Tijdens deze gevechten sneuvelden meerdere verzetsleden, onder wie Jan Welfing. Hij werd slechts 24 jaar oud. Ook andere BS’ers, zoals Aalzen de Jager (45), Jan Lammert van der Broek (40), Jacobus ten Berge en Jan Visser (25) kwamen om. Het geweld was intens: pantservuisten werden ingezet en granaten ontploften in de straten. Bewoners verschuilden zich in kelders, terwijl de strijd door het dorp raasde. De bezetters namen burgers gevangen, onder wie de familie Veenstra. Eén van hen, Durk Veenstra, ontsnapte ternauwernood aan executie doordat een Duitse soldaat hem naar de paarden stuurde – het Canadese leger was immers onderweg. Terwijl hij op zoek was naar een paard, bereikten twee eenheden van het B squadron Royal Canadian Dragoons de rand van het dorp.
In een tijdsbestek van tien tot twintig minuten zuiverden de Canadezen het dorp. De Royal Canadian Dragoons namen dertig mannen krijgsgevangen. Zeker vier Duitsers sneuvelden en negen raakten gewond. Een van hen zou later alsnog overlijden.
Jan Welfing maakte deze bevrijding niet meer mee. Zijn lichaam werd later geïdentificeerd, maar de verlovingsring die hij bij zich droeg, werd nooit teruggevonden. Zijn verloofde zocht dagenlang, tevergeefs.

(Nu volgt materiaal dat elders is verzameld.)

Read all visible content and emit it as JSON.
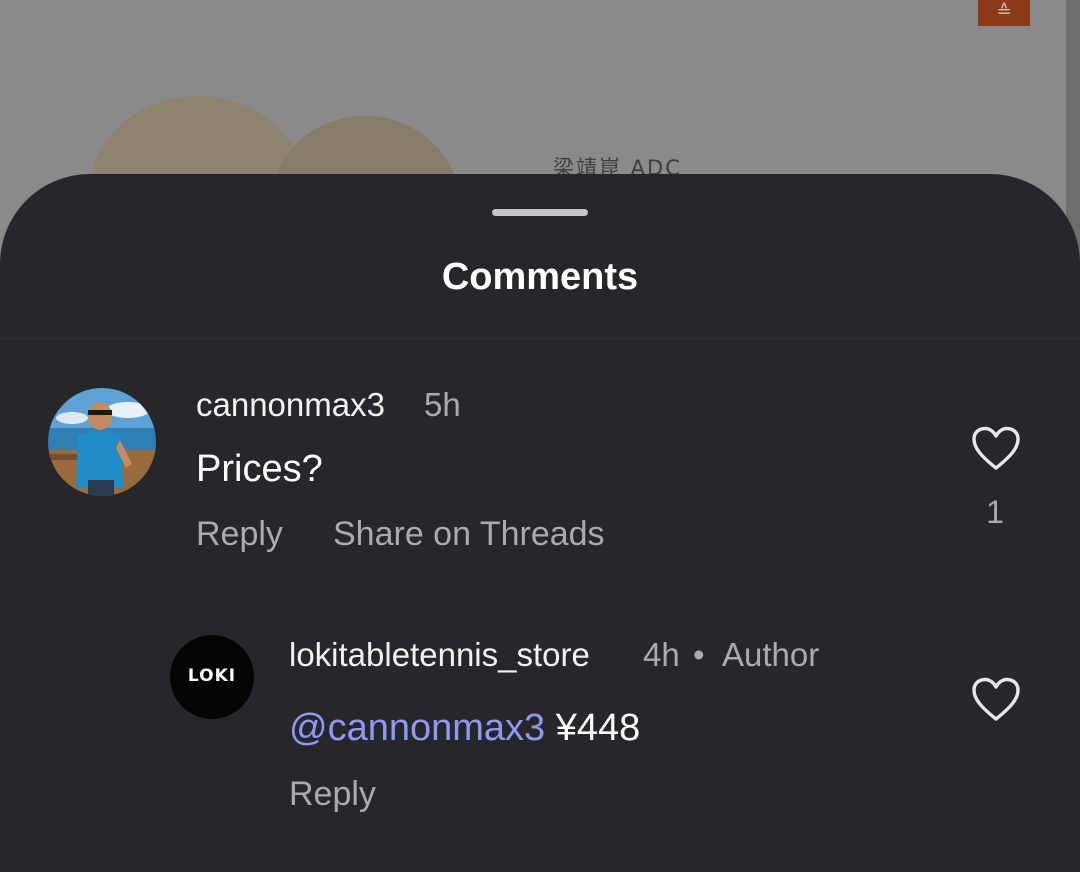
{
  "background": {
    "caption": "梁靖崑 ADC",
    "badge_icon": "collapse-icon",
    "badge_glyph": "≙"
  },
  "sheet": {
    "title": "Comments"
  },
  "comments": [
    {
      "username": "cannonmax3",
      "time": "5h",
      "text": "Prices?",
      "actions": {
        "reply": "Reply",
        "share": "Share on Threads"
      },
      "likes": "1",
      "avatar_icon": "user-photo-avatar"
    },
    {
      "username": "lokitabletennis_store",
      "time": "4h",
      "separator": "•",
      "badge": "Author",
      "mention": "@cannonmax3",
      "text": " ¥448",
      "actions": {
        "reply": "Reply"
      },
      "avatar_text": "LOKI",
      "avatar_icon": "loki-logo-avatar"
    }
  ],
  "colors": {
    "sheet": "#26272b",
    "mention": "#9098f4",
    "muted": "#a9abb0"
  }
}
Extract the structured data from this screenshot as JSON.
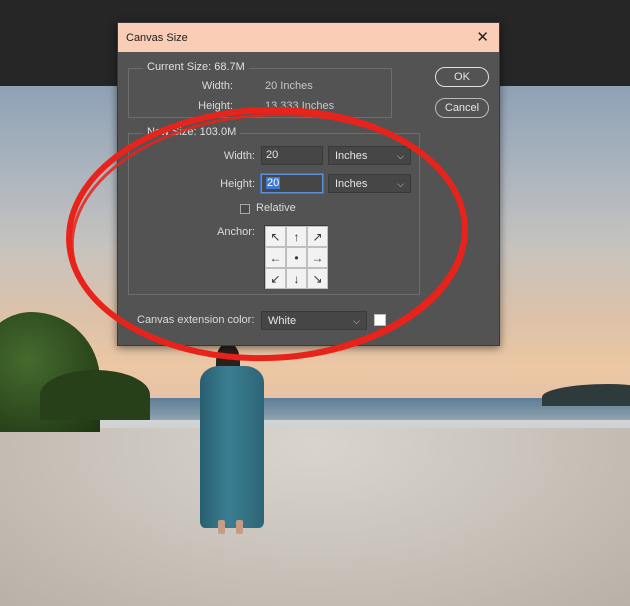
{
  "dialog": {
    "title": "Canvas Size",
    "close_glyph": "✕",
    "current_size": {
      "label": "Current Size: 68.7M",
      "width_label": "Width:",
      "width_value": "20 Inches",
      "height_label": "Height:",
      "height_value": "13.333 Inches"
    },
    "new_size": {
      "label": "New Size: 103.0M",
      "width_label": "Width:",
      "width_value": "20",
      "width_unit": "Inches",
      "height_label": "Height:",
      "height_value": "20",
      "height_unit": "Inches",
      "relative_label": "Relative",
      "relative_checked": false,
      "anchor_label": "Anchor:",
      "anchor_arrows": [
        "↖",
        "↑",
        "↗",
        "←",
        "•",
        "→",
        "↙",
        "↓",
        "↘"
      ]
    },
    "extension": {
      "label": "Canvas extension color:",
      "value": "White",
      "swatch_color": "#ffffff"
    },
    "ok_label": "OK",
    "cancel_label": "Cancel"
  },
  "colors": {
    "dialog_bg": "#535353",
    "title_bar": "#f9cdb6",
    "annotation": "#e8231b"
  }
}
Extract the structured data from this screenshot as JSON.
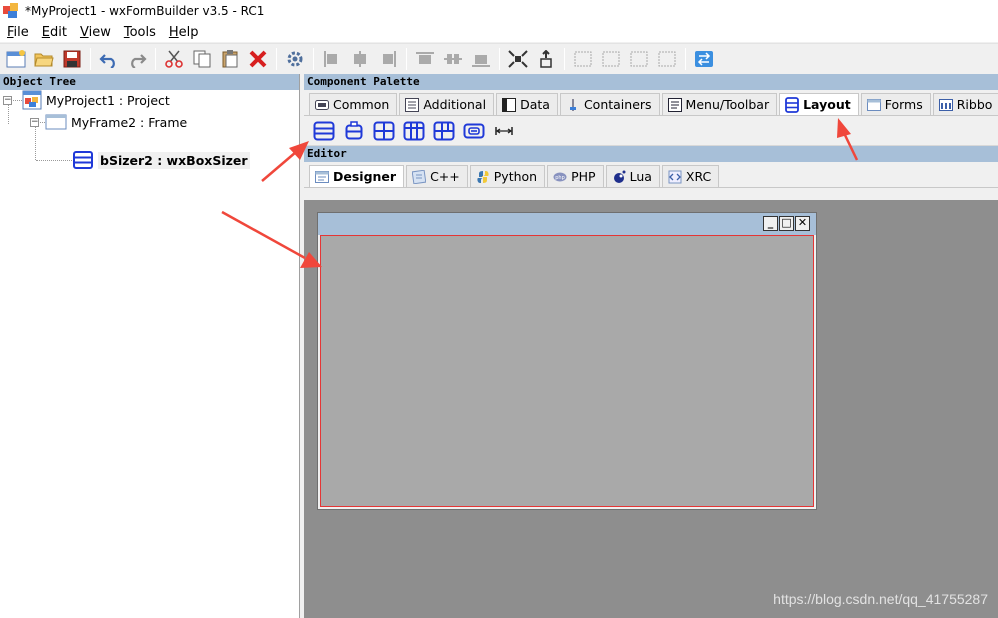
{
  "window": {
    "title": "*MyProject1 - wxFormBuilder v3.5 - RC1"
  },
  "menu": [
    {
      "underline": "F",
      "rest": "ile"
    },
    {
      "underline": "E",
      "rest": "dit"
    },
    {
      "underline": "V",
      "rest": "iew"
    },
    {
      "underline": "T",
      "rest": "ools"
    },
    {
      "underline": "H",
      "rest": "elp"
    }
  ],
  "toolbar_icons": [
    "new-project-icon",
    "open-project-icon",
    "save-icon",
    "undo-icon",
    "redo-icon",
    "cut-icon",
    "copy-icon",
    "paste-icon",
    "delete-icon",
    "generate-code-icon",
    "align-left-icon",
    "align-center-icon",
    "align-right-icon",
    "align-top-icon",
    "align-middle-icon",
    "align-bottom-icon",
    "expand-icon",
    "stretch-icon",
    "border-left-icon",
    "border-right-icon",
    "border-top-icon",
    "border-bottom-icon",
    "swap-orientation-icon"
  ],
  "object_tree": {
    "caption": "Object Tree",
    "nodes": [
      {
        "label": "MyProject1 : Project"
      },
      {
        "label": "MyFrame2 : Frame"
      },
      {
        "label": "bSizer2 : wxBoxSizer"
      }
    ]
  },
  "palette": {
    "caption": "Component Palette",
    "tabs": [
      {
        "label": "Common"
      },
      {
        "label": "Additional"
      },
      {
        "label": "Data"
      },
      {
        "label": "Containers"
      },
      {
        "label": "Menu/Toolbar"
      },
      {
        "label": "Layout"
      },
      {
        "label": "Forms"
      },
      {
        "label": "Ribbo"
      }
    ],
    "active_tab": "Layout",
    "tools": [
      "wxBoxSizer",
      "wxWrapSizer",
      "wxStaticBoxSizer",
      "wxGridSizer",
      "wxFlexGridSizer",
      "wxGridBagSizer",
      "spacer"
    ]
  },
  "editor": {
    "caption": "Editor",
    "tabs": [
      {
        "label": "Designer"
      },
      {
        "label": "C++"
      },
      {
        "label": "Python"
      },
      {
        "label": "PHP"
      },
      {
        "label": "Lua"
      },
      {
        "label": "XRC"
      }
    ],
    "active_tab": "Designer",
    "frame_buttons": {
      "minimize": "_",
      "maximize": "□",
      "close": "✕"
    }
  },
  "watermark": "https://blog.csdn.net/qq_41755287",
  "colors": {
    "caption": "#a7bfd8",
    "accent_blue": "#1f39d8",
    "arrow": "#f0473b",
    "sizer_border": "#e53535"
  }
}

Jan Welfing werd begraven op de begraafplaats in zijn geboorteplaats Wijnjewoude. Jan deelt zijn graf met zijn jongere broer Jentje, die vijf maanden eerder, op de vlucht voor de Duitsers, in het pikkedonker met zijn fiets in de vaart belandde en verdronk. Hij was vanuit Hemrik op weg naar een onderduikadres bij een boer in Terwispel.
Ter nagedachtenis aan Jan´s moed en de strijd voor vrijheid die hij met zijn leven heeft moeten bekopen is er een straat naar hem vernoemd: de Welfingstrjitte te Wijnjewoude.